In most cases, the content that has been indexed was probably just excerpts, but there are a lot of variables that could alter that. You may have a customized version of Divi that prints a longer excerpt or the entire post instead of an except to category and author pages, or a plugin could do the same thing. You will need to think through how your site is constructed and test thoroughly.
Remediation
So, what’s next? We’ll update this post if we hear anything from Elegant Themes and let you know when a fix is live, but for now here are the steps to take to get your private data removed from search engines.
- Review Your Site – Look around for posts that should be private but aren’t. Only posts can utilize the password protection feature, so if you’re unsure if you have any password protected posts just go to WP Admin->Posts and look for “– Password protected” beside the post title. Review category and author pages (www.domain.com/category/category-name and www.domain.com/author/author-name) to see if you have any password protected content listed. Also, check to see if you’ve used any Divi Blog Modules or linked to search results that may include private data.
- Check The Search Engines – Do some specific searches to see what’s been indexed. Search for exact matches. For example, if you have the words “Private Client Demo” in the content of your password protected post, search Google for “private client demo” and your domain name. Let’s say the category you’ve setup for your private data is “private-data”. Try searching Google for “site:www.domain.com/category/private-data”. Make a list of what you need to remove.
- Remove Private Content From Sitemaps – Yoast SEO allows you to easily remove author and category pages from your sitemap. Just install Yoast and go to the category or user you want to remove and select “Never Include”. You need to make sure you don’t have private content included in your sitemap or search engines will re-index it even if you manually remove it.

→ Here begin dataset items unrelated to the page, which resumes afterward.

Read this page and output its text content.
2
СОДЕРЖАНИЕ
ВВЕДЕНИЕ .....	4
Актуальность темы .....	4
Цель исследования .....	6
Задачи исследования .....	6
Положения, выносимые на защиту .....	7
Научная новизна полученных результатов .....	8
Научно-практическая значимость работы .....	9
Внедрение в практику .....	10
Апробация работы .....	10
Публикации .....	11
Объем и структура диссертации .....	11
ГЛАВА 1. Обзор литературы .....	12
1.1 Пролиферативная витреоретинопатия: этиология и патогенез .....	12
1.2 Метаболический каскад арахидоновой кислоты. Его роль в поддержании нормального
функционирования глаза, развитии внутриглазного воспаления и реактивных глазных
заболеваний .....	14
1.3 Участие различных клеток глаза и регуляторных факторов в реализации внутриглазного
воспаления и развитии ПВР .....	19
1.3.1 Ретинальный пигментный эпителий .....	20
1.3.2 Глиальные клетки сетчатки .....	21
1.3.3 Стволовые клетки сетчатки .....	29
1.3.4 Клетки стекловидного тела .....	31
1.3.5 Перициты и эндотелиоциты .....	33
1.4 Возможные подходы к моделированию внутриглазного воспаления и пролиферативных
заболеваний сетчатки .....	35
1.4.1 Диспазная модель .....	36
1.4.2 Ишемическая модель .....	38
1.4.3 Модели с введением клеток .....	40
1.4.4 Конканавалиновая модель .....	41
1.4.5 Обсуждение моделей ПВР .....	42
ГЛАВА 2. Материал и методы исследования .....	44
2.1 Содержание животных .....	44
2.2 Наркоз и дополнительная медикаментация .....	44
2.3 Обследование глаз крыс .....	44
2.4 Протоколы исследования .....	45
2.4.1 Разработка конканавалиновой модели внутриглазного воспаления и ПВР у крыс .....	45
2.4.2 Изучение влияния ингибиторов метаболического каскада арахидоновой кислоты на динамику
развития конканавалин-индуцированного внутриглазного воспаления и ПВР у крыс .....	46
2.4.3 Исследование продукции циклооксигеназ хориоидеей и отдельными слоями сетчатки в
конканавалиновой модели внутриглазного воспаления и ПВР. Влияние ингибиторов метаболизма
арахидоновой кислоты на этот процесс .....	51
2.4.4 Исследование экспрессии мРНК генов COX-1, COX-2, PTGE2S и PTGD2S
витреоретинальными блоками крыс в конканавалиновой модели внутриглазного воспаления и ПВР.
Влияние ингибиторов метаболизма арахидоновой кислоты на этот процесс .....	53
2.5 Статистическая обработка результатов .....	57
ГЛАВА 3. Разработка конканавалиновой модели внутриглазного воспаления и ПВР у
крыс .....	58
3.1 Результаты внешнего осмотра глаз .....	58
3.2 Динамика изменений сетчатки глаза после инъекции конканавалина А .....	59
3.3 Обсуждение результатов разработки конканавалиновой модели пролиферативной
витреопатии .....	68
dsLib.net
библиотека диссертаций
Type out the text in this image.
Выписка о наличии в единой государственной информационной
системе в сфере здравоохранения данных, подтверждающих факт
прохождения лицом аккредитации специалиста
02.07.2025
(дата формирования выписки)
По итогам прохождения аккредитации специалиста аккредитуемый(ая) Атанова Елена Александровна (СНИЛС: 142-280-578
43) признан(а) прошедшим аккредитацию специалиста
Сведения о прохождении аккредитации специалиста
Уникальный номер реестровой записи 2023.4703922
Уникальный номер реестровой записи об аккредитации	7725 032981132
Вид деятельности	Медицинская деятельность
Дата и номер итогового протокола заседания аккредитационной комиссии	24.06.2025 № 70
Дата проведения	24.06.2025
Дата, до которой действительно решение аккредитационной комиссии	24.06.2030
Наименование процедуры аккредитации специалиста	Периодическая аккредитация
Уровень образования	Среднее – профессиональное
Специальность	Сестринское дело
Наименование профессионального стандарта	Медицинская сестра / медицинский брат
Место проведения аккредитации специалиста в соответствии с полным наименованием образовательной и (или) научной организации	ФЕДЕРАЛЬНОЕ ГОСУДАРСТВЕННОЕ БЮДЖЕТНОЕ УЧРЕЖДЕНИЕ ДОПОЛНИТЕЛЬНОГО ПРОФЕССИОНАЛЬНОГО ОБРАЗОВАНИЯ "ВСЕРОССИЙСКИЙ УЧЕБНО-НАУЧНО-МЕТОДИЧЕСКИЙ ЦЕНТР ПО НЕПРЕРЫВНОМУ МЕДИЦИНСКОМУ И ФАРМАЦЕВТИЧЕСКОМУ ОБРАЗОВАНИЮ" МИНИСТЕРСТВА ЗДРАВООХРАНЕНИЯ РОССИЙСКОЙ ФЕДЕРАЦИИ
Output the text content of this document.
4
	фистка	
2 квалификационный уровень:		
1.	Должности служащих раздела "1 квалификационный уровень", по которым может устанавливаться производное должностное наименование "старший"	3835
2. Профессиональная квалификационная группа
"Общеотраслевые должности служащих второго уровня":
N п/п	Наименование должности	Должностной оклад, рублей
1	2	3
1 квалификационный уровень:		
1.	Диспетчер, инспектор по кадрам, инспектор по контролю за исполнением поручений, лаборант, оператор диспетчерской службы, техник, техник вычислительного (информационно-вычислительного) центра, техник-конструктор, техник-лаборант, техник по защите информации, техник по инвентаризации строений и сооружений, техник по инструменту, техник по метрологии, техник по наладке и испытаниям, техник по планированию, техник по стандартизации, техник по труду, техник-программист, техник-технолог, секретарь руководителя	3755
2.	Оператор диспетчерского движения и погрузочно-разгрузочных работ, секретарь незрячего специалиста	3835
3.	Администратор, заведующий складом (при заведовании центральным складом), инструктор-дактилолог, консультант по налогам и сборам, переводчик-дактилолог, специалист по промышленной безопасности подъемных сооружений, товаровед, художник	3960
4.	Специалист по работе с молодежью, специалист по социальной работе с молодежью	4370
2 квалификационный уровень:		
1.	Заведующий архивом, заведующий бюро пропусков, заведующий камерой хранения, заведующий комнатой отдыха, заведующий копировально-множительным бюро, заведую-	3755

- Manually Remove URLs from Search Engines – You can request any URL be removed from a search engine index. Here’s how to do it on Google and Bing.
- Consider Redirection – Even after you have identified private content that has been exposed, removed it from your sitemaps, and requested URL removal from search engines, it’s still technically available on your site. You may want to install a redirection plugin and point URLs with private data to a safe location, at least until a fix is available from Elegant Themes.
Update – 1/17/18 8PM EST: It turns out this issue affected all themes developed by Elegant Themes and the Divi Builder plugin. ET has just released an Email campaign notifying customers and informing them of the updates they have published. They opted to make them available to all customers, even those whose subscriptions have expired. They have also provided a security patching plugin so you can fix the problem without upgrading your theme, if necessary. The Email from ET contains links to download the updates or security patcher plugin manually, or you can apply your updates via your WordPress dashboard normally.
They don’t mention anything about cleaning up your search engine footprint, so be sure to review the steps above and check to see what’s out there that shouldn’t be!